However, village board members Monday also heard news about Flossmoor’s fiscal health that is far from positive.

Flossmoor’s equalized assessed valuation (EAV), the overall taxable worth of property in the village, continued to drop in 2015, the last year such a number was available. Due to the economic downturn of the last nine years, Flossmoor’s EAV has been falling sharply since its highest point — $310.5 million – in 2010. The EAV is now set at $192.5 million and that poses a constant strain on village finances as property tax revenues remain stagnant.

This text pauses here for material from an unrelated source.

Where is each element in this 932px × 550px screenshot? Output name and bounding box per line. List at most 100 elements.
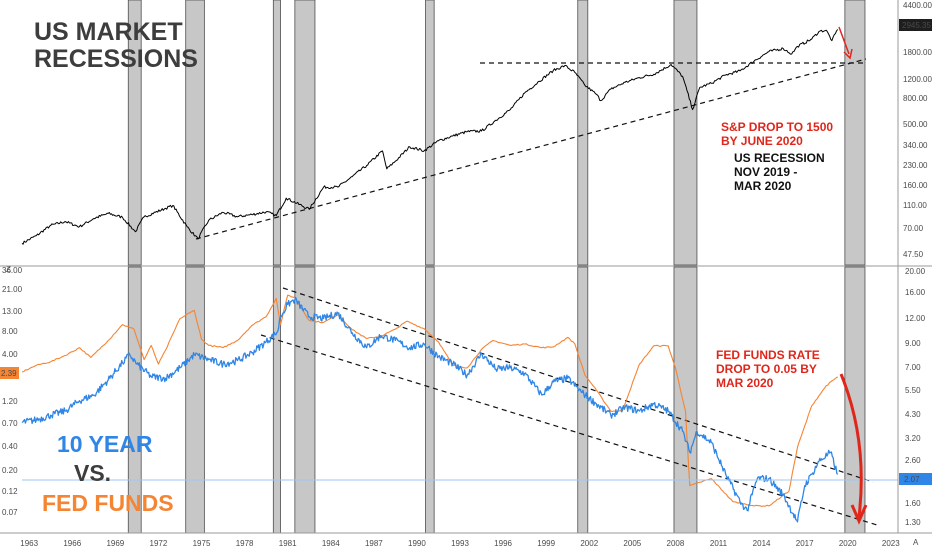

In a summary of five-year fiscal projections that were presented to the board, Village Manager Bridget Wachtel said Flossmoor will face serious challenges in the next few years, especially due to coming increases in police and fire pension contributions. Those payments, in the current budget, are respectively set at $649,034 and $217,600. By the 2022 fiscal year, they are expected to more to double and are projected at $1,390,290 and $449,516.

Meijer’s contributions to village finances are “significant,” Wachtel said, and will allow Flossmoor to buy time before deficits and other signs of “distressed” financial levels appear, and which might lead to future municipal service cuts.

Braun, responding to Wachtel’s report, said Flossmoor needs to consider two main approaches for the future – economic development that brings in more retail tax dollars and a possible one-half cent increase in the local sales tax rate.

Flossmoor is already working with developers who have expressed interest in opening stores and restaurants along Vollmer Road near Meijer. Braun said such economic development could be Flossmoor’s fiscal savior. Non-home rule communities can collect an additional one-half cent of sales tax following approval from local voters.

Meijer is projected to generate $259,940 in property taxes during the 2016 tax levy period.

The total village levy approved Monday, $6,300,590, shows a 4.27 increase in dollars over the 2015 extension from Cook County, Bordui said. The total levy ordinance, which includes the Flossmoor Public Library, came to $7,676,831.

The levy will be forwarded to the Cook County Clerk’s office, which is responsible for releasing property tax money to municipalities, schools and other governmental units after it is collected. Levies and EAVs are used to calculate tax rates.

Bordui pointed out that Flossmoor’s village tax rate, based on its 2015 levy, makes up 15.7 percent of the most recent property tax bills. Tax rates for Flossmoor School District 161 and Homewood-Flossmoor High School District 233 respectively make up 33 and 32.8 percent of property tax bills paid by local homeowners.